# How do you calculate K_"eq" from DeltaG^@?

Jul 18, 2017

You'd start from the expression for the change in Gibbs' free energy, $\Delta G$, relative to a reference, $\Delta {G}^{\circ}$, at standard pressure and a convenient temperature:

$\Delta G = \Delta {G}^{\circ} + R T \ln Q$

where:

• $Q$ is the reaction quotient for the current state of the reaction.
• $R$ and $T$ are known from the ideal gas law.
• $R T \ln Q$ describes the shift in the free energy in reference to standard pressure and the chosen temperature (usually ${25}^{\circ} \text{C}$ for convenience).

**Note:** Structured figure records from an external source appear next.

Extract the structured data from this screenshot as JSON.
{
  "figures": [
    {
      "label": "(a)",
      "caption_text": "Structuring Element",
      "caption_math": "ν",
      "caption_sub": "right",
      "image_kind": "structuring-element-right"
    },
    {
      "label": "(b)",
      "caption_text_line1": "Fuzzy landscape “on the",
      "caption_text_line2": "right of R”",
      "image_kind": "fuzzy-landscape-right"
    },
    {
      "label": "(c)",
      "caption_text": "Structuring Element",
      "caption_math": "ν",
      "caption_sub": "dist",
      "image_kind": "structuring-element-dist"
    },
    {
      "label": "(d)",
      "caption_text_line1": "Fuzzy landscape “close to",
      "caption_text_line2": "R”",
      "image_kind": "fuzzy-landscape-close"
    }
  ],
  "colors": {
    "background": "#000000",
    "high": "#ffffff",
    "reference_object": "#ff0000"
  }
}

At chemical equilibrium, the reaction has no tendency to shift in either direction, so the change in Gibbs' free energy is zero, i.e.

$\Delta G = 0$

Thus, with $Q = K$ as well at equilibrium,

$\textcolor{b l u e}{\Delta {G}^{\circ} = - R T \ln {K}_{e q}}$

And usually the other kind of calculation of this kind is to solve for ${K}_{e q}$.

$- \frac{\Delta {G}^{\circ}}{R T} = \ln {K}_{e q}$

=> color(blue)(K_(eq) = "exp"(-(DeltaG^@)/(RT)),

where $\text{exp} \left(x\right) = {e}^{x}$.